In State v. James, No. 106,083 (Kan. Ct. App. 2012), as a matter of first impression in the state, the Court of Appeals of Kansas held that officers may read an arrestee's text messages in a cell phone found on his person as part of a search incident to arrest.
The defendant had been pulled over for having a headlight out. The officer smelled alcohol and soon learned the defendant and his passenger had been making drinks and consuming alcohol while in the vehicle. A search of the car revealed marijuana, and the defendant suggested it may belong to his brother. He did not know his brother's phone number, but because he was in handcuffs, he "stuck out his hip" as a gesture to get the officer to obtain his phone and call his brother. Here's what happened next:
While removing the cell phone from James' pocket, the deputy asked "are there going to be any text messages on here relating to drug sales?" And James responded that there was nothing about drugs on his phone.

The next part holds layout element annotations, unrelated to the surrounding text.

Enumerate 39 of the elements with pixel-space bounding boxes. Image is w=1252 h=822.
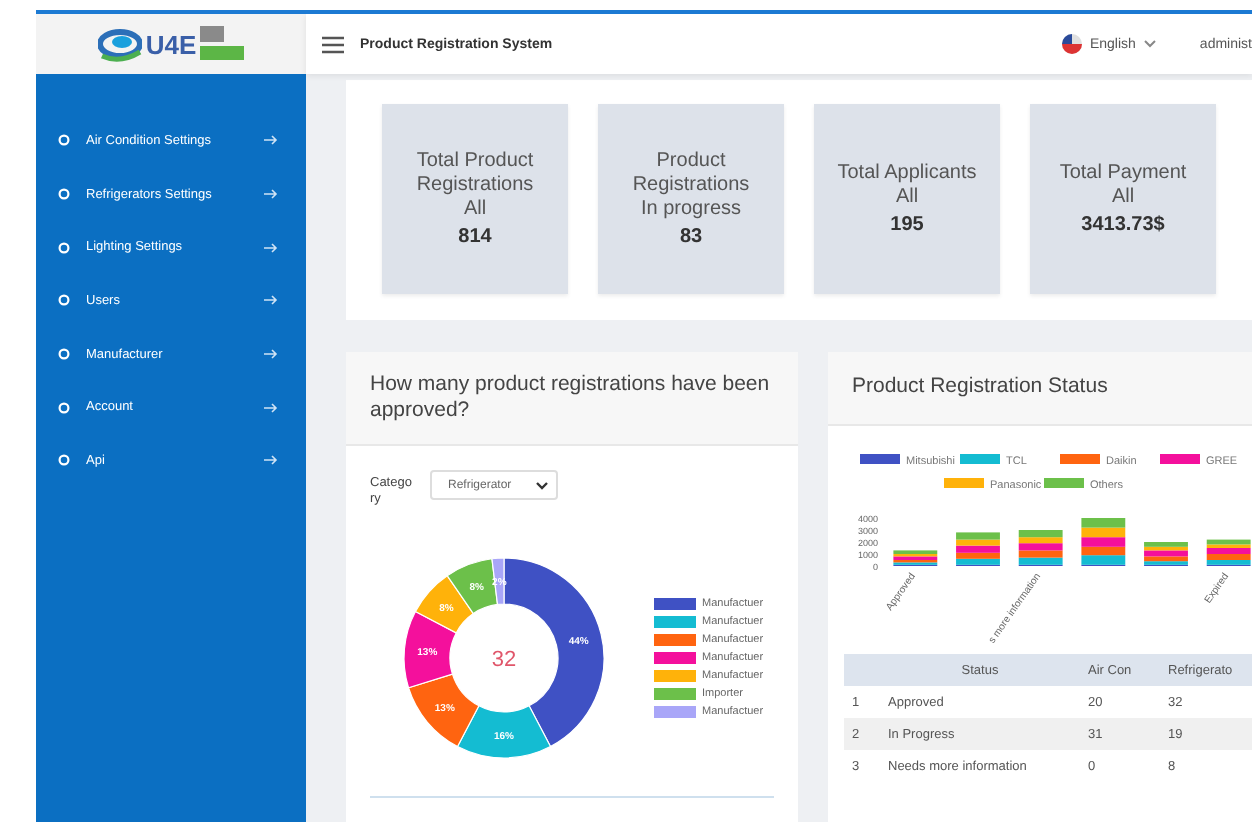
arrow-right-icon xyxy=(264,454,278,467)
circle-icon xyxy=(58,188,70,201)
stat-subtitle: All xyxy=(463,197,487,221)
arrow-right-icon xyxy=(264,188,278,201)
donut-center-value: 32 xyxy=(491,648,517,672)
circle-icon xyxy=(58,454,70,467)
stat-subtitle: In progress xyxy=(640,197,742,221)
stat-value: 3413.73$ xyxy=(1081,213,1165,237)
circle-icon xyxy=(58,348,70,361)
card-title: How many product registrations have been approved? xyxy=(370,372,772,424)
stat-title: Total Product Registrations xyxy=(414,149,536,197)
stat-subtitle: All xyxy=(1111,185,1135,209)
circle-icon xyxy=(58,134,70,147)
stat-subtitle: All xyxy=(895,185,919,209)
stat-value: 814 xyxy=(458,225,492,249)
stat-value: 83 xyxy=(679,225,703,249)
donut-slice xyxy=(403,610,457,689)
circle-icon xyxy=(58,241,70,254)
chevron-down-icon xyxy=(1143,40,1156,48)
stat-title: Total Applicants xyxy=(837,161,977,185)
logo-swirl-icon xyxy=(97,24,142,64)
menu-icon[interactable] xyxy=(322,35,344,53)
stat-value: 195 xyxy=(890,213,924,237)
circle-icon xyxy=(58,294,70,307)
arrow-right-icon xyxy=(264,134,278,147)
stat-title: Product Registrations xyxy=(630,149,752,197)
arrow-right-icon xyxy=(264,241,278,254)
arrow-right-icon xyxy=(264,401,278,414)
arrow-right-icon xyxy=(264,348,278,361)
chevron-down-icon xyxy=(536,481,548,489)
flag-icon xyxy=(1061,34,1082,54)
donut-slice xyxy=(414,575,474,634)
logo-text: U4E xyxy=(145,29,197,59)
donut-slice xyxy=(407,673,480,748)
stat-title: Total Payment xyxy=(1059,161,1187,185)
card-title: Product Registration Status xyxy=(852,374,1110,400)
arrow-right-icon xyxy=(264,294,278,307)
logo-badge-icon xyxy=(200,26,245,62)
circle-icon xyxy=(58,401,70,414)
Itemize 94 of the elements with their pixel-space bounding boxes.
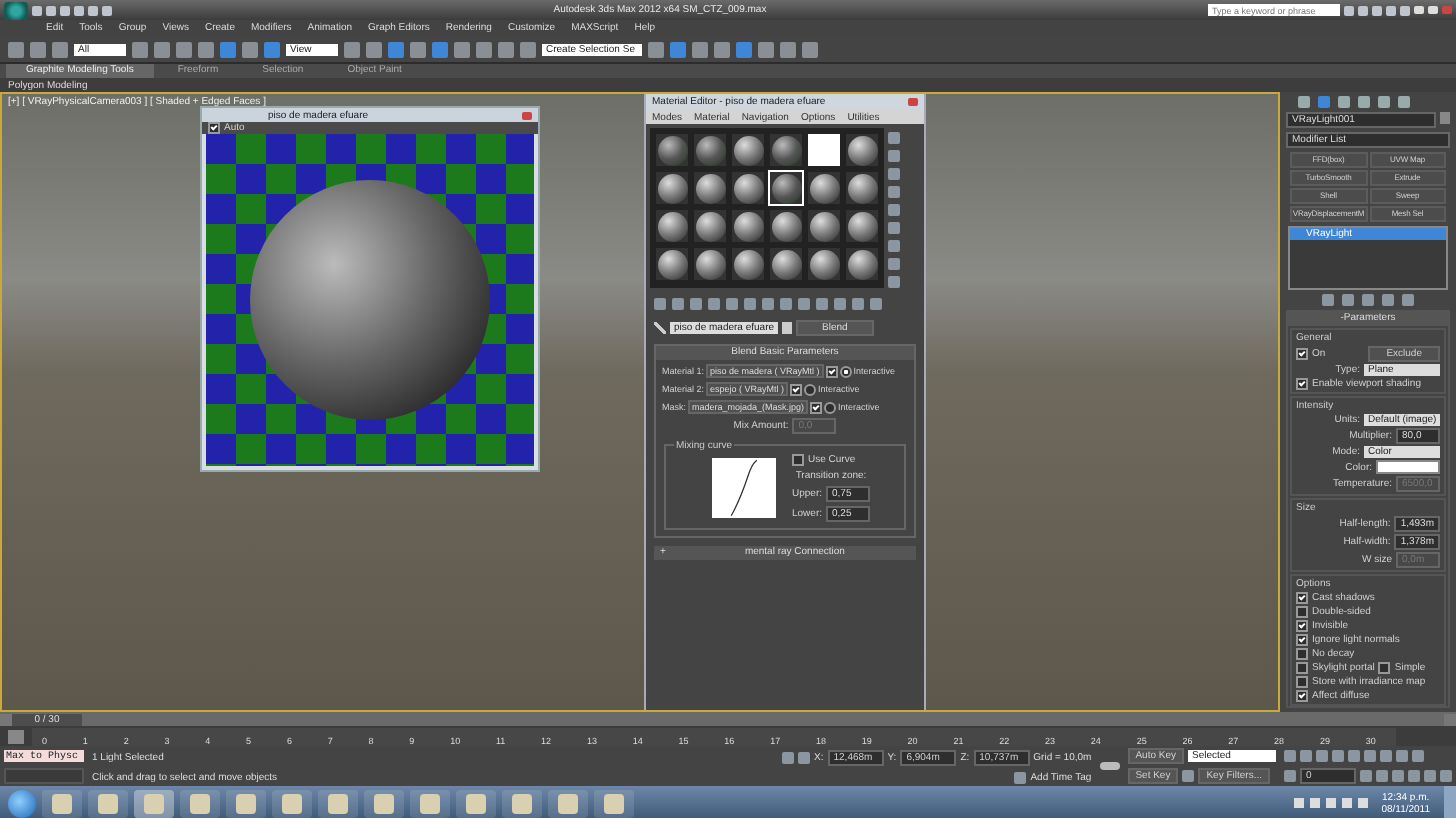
checkbox[interactable] (1296, 676, 1308, 688)
sample-slot[interactable] (654, 208, 690, 244)
tool-icon[interactable] (220, 41, 236, 57)
sample-slot[interactable] (806, 208, 842, 244)
tool-icon[interactable] (30, 41, 46, 57)
sample-slot[interactable] (654, 170, 690, 206)
start-button[interactable] (8, 789, 36, 817)
tool-icon[interactable] (176, 41, 192, 57)
tool-icon[interactable] (520, 41, 536, 57)
taskbar-app-icon[interactable] (548, 789, 588, 817)
tool-icon[interactable] (454, 41, 470, 57)
sample-slot[interactable] (768, 246, 804, 282)
checkbox[interactable] (1296, 378, 1308, 390)
taskbar-app-icon[interactable] (502, 789, 542, 817)
checkbox[interactable] (1296, 662, 1308, 674)
restore-icon[interactable] (1428, 6, 1438, 14)
taskbar-app-icon[interactable] (364, 789, 404, 817)
map-checkbox[interactable] (790, 383, 803, 395)
sample-slot[interactable] (768, 208, 804, 244)
tool-icon[interactable] (8, 41, 24, 57)
taskbar-app-icon[interactable] (180, 789, 220, 817)
tool-icon[interactable] (242, 41, 258, 57)
tool-icon[interactable] (648, 41, 664, 57)
tool-icon[interactable] (366, 41, 382, 57)
tool-icon[interactable] (132, 41, 148, 57)
taskbar-app-icon[interactable] (456, 789, 496, 817)
mixing-curve-graph (712, 458, 776, 518)
tool-icon[interactable] (758, 41, 774, 57)
tool-icon[interactable] (692, 41, 708, 57)
checkbox[interactable] (1296, 592, 1308, 604)
sample-slot[interactable] (806, 132, 842, 168)
sample-slot[interactable] (730, 246, 766, 282)
close-icon[interactable] (522, 111, 532, 119)
tool-icon[interactable] (154, 41, 170, 57)
sample-slot[interactable] (692, 170, 728, 206)
viewport-scene[interactable] (0, 92, 1280, 712)
color-swatch[interactable] (1376, 460, 1440, 474)
auto-checkbox[interactable] (208, 122, 220, 134)
close-icon[interactable] (908, 98, 918, 106)
taskbar-app-icon[interactable] (318, 789, 358, 817)
taskbar-app-icon[interactable] (42, 789, 82, 817)
tool-icon[interactable] (802, 41, 818, 57)
tool-icon[interactable] (476, 41, 492, 57)
map-checkbox[interactable] (810, 401, 823, 413)
tool-icon[interactable] (264, 41, 280, 57)
interactive-radio[interactable] (839, 365, 852, 377)
taskbar-app-icon[interactable] (594, 789, 634, 817)
checkbox[interactable] (1296, 690, 1308, 702)
map-checkbox[interactable] (825, 365, 838, 377)
maxscript-output-field[interactable] (4, 767, 84, 783)
sample-slot[interactable] (768, 132, 804, 168)
sample-slot[interactable] (844, 246, 880, 282)
tool-icon[interactable] (670, 41, 686, 57)
checkbox[interactable] (1378, 662, 1391, 674)
checkbox[interactable] (1296, 348, 1308, 360)
tool-icon[interactable] (344, 41, 360, 57)
taskbar-app-icon[interactable] (88, 789, 128, 817)
sample-slot[interactable] (692, 132, 728, 168)
eyedropper-icon[interactable] (654, 322, 666, 334)
tool-icon[interactable] (410, 41, 426, 57)
checkbox[interactable] (1296, 634, 1308, 646)
sample-slot[interactable] (730, 208, 766, 244)
sample-slot[interactable] (692, 208, 728, 244)
tool-icon[interactable] (498, 41, 514, 57)
sample-slot[interactable] (730, 132, 766, 168)
checkbox[interactable] (1296, 648, 1308, 660)
tool-icon[interactable] (780, 41, 796, 57)
sample-slot[interactable] (844, 170, 880, 206)
taskbar-app-icon[interactable] (226, 789, 266, 817)
tool-icon[interactable] (198, 41, 214, 57)
sample-slot[interactable] (844, 208, 880, 244)
sample-slot[interactable] (692, 246, 728, 282)
taskbar-app-icon[interactable] (134, 789, 174, 817)
tool-icon[interactable] (714, 41, 730, 57)
sample-slot[interactable] (730, 170, 766, 206)
interactive-radio[interactable] (824, 401, 837, 413)
sample-slot[interactable] (806, 246, 842, 282)
taskbar-app-icon[interactable] (272, 789, 312, 817)
checkbox[interactable] (1296, 620, 1308, 632)
tool-icon[interactable] (388, 41, 404, 57)
use-curve-checkbox[interactable] (792, 454, 804, 466)
tool-icon[interactable] (736, 41, 752, 57)
sample-slot[interactable] (654, 132, 690, 168)
object-color-swatch[interactable] (1440, 112, 1450, 124)
interactive-radio[interactable] (804, 383, 817, 395)
tool-icon[interactable] (432, 41, 448, 57)
taskbar-app-icon[interactable] (410, 789, 450, 817)
app-logo-icon[interactable] (4, 1, 28, 19)
sample-slot[interactable] (654, 246, 690, 282)
sample-slot[interactable] (806, 170, 842, 206)
tool-icon[interactable] (52, 41, 68, 57)
checkbox[interactable] (1296, 606, 1308, 618)
minimize-icon[interactable] (1414, 6, 1424, 14)
sample-slot[interactable] (844, 132, 880, 168)
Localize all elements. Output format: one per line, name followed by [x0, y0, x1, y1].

Deputy Voigts proceeded to look at the cell phone in James' presence. In scrolling through James' text messages, the deputy found two incoming messages that caught his attention. On December 8, 2009, a person named Ash sent a text message to James' cell phone, which read: "U got green I will meet U somewhere." Another text message, sent on December 9, 2009, said, "Hey T-Ray this is Cotie. U got a 20?"Never was the officer told he could not search the messages, and the phone did not require a password. The defendant was later charged with various drug crimes. The text messages were used as evidence at trial, and the defendant was convicted and sentenced to 44 months in prison.
On appeal, he argued that the search violated his Fourth Amendment rights and that the use of the messages was improper under the rules of evidence.
The Court of Appeals found that the search of the cell phone for text messages "probative of criminal conduct ... was a valid search incident to a lawful arrest." Further, the court found unpersuasive the defendant's arguments that cell phones should be treated differently than other containers including Ohio's Smith v. State (finding that the search of cell phone requires a warrant) and Kansas's own State v. Rupnick (holding that the search of a computer hard drive requires a warrant). The state made a consent argument, but the court did not need to consider it.
Finally, the court found that the text messages were not inadmissible hearsay. The questions "U got green" and "U got a 20" were not "offered to prove the truth of the matter stated." The questions are "neither true nor false" and thus do not qualify as hearsay.